The PIPCU holding page has neither of those. Which means that it is, at least technically, in breach of UK and EU law as well as Google's ToU.
Simon Waters says
Mark,
there is a specific technical reason DNS providers should be loathed to remove domains.
"Domains can contain name servers for other domains."
This means you have no way of knowing in advance what the scope of your actions are, since DNS provides no mechanism for you to discover this.
When I worked at a small UK web-hosting company our domain name servers controlled a surprisingly important amount of traffic. I dare say from the outside we looked like we were – a small web hosting company. We split our DNS servers into two in-bailiwick groups one under ".net" and one under ".co.uk", so that no one TLD provider could break service simply by dropping our domain (wrong answers for those domains on the other hand could break it, but at least you have a sporting chance and can play games with the servers you still control).
If you'd dropped our domain (before it was split), you'd have broken a few thousand domain, a few tens of thousands of websites, and potentially have affected UK network traffic in the kind of event that makes newspaper headlines. Won't happen often, but as a business man I would suggest it is not a bet you want to take lightly.
In practice newly registered domains, with dodgy credentials, and dodgy looking payment details are unlikely to have substantial Internet infrastructure hung off them. But you have no way to know for sure if all you control is the parent domain, other than potentially query volume, and in cases of a simple registration that may be with the TLD operator.
Akira Shimizu says
In my opinion, you are totally within your rights and ability to revoke domains that don’t adhere to the TOS. When a domain owner signs the registration agreement, you are given a right to judge what constitutes an allegation of illegality and whether they are grounds for suspension or revocation of a domain.

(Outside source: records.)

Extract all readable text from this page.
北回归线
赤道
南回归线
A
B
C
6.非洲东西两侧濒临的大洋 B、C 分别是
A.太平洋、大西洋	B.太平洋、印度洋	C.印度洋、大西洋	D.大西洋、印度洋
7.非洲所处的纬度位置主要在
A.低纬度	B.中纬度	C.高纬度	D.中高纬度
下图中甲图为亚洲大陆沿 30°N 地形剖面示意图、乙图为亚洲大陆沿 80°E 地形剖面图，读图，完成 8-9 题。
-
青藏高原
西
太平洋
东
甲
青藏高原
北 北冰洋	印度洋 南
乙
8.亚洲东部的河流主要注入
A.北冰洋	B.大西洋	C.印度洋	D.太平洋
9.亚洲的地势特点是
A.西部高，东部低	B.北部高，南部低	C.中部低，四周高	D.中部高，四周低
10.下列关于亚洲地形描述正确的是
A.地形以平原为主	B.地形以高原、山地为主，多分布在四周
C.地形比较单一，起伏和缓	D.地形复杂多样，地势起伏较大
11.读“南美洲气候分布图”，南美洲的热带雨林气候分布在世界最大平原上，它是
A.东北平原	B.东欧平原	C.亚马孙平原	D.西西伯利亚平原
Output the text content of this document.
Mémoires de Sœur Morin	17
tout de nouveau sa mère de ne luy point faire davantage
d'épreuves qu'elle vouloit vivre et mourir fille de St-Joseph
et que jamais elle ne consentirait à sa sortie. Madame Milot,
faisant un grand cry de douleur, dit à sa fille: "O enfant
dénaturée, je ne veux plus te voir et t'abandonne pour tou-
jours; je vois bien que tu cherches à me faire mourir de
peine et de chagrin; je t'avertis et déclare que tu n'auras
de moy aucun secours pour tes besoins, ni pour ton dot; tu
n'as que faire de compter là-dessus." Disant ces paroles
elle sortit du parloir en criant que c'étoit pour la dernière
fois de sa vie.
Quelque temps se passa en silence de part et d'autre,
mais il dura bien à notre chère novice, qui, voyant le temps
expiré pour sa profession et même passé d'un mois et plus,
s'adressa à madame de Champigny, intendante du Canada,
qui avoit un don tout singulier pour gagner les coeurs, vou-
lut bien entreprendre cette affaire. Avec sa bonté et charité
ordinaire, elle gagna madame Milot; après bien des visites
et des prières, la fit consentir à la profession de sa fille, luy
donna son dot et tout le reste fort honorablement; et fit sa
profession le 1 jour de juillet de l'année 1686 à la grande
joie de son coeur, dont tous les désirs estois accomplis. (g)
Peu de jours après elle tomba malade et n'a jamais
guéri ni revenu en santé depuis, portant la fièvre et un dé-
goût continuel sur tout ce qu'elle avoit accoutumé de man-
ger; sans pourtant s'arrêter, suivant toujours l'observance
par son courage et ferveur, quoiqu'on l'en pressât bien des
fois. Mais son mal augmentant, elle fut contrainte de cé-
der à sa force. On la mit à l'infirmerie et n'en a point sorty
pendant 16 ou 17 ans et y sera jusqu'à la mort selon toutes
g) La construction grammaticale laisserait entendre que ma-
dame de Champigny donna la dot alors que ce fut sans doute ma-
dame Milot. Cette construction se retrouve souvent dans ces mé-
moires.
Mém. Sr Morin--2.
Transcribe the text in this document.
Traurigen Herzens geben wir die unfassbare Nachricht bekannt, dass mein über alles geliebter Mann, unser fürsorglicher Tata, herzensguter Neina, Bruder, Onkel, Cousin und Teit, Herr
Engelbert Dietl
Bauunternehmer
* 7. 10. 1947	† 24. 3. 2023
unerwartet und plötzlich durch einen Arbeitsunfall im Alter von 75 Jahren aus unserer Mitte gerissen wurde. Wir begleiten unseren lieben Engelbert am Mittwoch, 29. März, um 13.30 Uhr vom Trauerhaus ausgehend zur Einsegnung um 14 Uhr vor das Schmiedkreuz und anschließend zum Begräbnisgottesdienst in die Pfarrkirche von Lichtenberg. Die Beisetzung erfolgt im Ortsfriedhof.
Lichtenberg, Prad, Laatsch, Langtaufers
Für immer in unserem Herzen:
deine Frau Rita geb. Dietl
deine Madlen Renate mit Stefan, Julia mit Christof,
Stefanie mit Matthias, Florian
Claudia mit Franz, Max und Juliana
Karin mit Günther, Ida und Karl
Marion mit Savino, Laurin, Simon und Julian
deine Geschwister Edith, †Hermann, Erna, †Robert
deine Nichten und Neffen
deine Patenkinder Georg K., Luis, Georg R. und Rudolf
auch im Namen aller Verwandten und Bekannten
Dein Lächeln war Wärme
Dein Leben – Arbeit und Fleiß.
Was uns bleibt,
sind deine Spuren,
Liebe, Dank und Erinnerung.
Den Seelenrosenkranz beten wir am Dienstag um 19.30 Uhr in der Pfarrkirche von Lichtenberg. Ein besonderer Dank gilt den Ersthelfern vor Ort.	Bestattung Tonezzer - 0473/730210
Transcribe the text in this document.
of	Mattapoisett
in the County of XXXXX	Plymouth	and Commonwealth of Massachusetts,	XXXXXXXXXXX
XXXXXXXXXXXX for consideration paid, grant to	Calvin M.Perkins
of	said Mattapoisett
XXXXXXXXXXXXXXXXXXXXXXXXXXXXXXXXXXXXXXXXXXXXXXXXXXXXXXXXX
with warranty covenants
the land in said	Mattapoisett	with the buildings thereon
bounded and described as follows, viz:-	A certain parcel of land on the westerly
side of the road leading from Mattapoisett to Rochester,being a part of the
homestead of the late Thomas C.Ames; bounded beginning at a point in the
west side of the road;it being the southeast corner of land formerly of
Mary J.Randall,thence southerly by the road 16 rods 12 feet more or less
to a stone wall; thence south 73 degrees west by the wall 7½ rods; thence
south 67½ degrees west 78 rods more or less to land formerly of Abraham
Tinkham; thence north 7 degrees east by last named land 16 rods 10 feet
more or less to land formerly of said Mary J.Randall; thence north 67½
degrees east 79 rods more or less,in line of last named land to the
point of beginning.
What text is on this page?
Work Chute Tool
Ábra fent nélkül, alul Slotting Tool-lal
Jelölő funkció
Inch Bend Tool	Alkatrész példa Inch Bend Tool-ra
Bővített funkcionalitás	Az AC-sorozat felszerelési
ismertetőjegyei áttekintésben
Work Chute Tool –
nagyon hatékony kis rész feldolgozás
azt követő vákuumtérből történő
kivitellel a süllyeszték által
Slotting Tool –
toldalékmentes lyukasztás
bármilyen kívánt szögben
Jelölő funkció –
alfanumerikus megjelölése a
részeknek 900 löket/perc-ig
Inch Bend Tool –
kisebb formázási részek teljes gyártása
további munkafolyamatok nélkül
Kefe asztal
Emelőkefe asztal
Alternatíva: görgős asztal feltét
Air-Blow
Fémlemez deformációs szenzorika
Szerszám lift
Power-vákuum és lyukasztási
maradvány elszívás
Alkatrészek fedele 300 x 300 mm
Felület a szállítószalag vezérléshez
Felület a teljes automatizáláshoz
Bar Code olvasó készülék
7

I know you’re a stickler for due process, but what if I told you EasyDNS was the registrar of a child-prostitution website, or a murderous drug gang? Something that was obviously criminal, dangerous, foul, and directly threatened you and your family?
Would you try to contact the FBI and file a report, hope some overworked agent cares enough to make a legal case of it? Or simply suspend that domain with a few clicks of your own mouse?
I’m sure the public would approve and appreciate you revoking those domains immediately – as is your right under the registration agreements – instead of waiting weeks or months for some judge to order you.
Where is this coming from? A concerned member of the public, who tried to get a registrar in the US to revoke a domain used for a terrorist website. Yes, it’s those guys who are doing a lot of beheading in Syria lately, and their website has some of the most monstrous content you can imagine.
They refused to suspend the domain, and told us to “get a court order”. A Texan company defending the Islamic State’s right to free speech. That’s rich.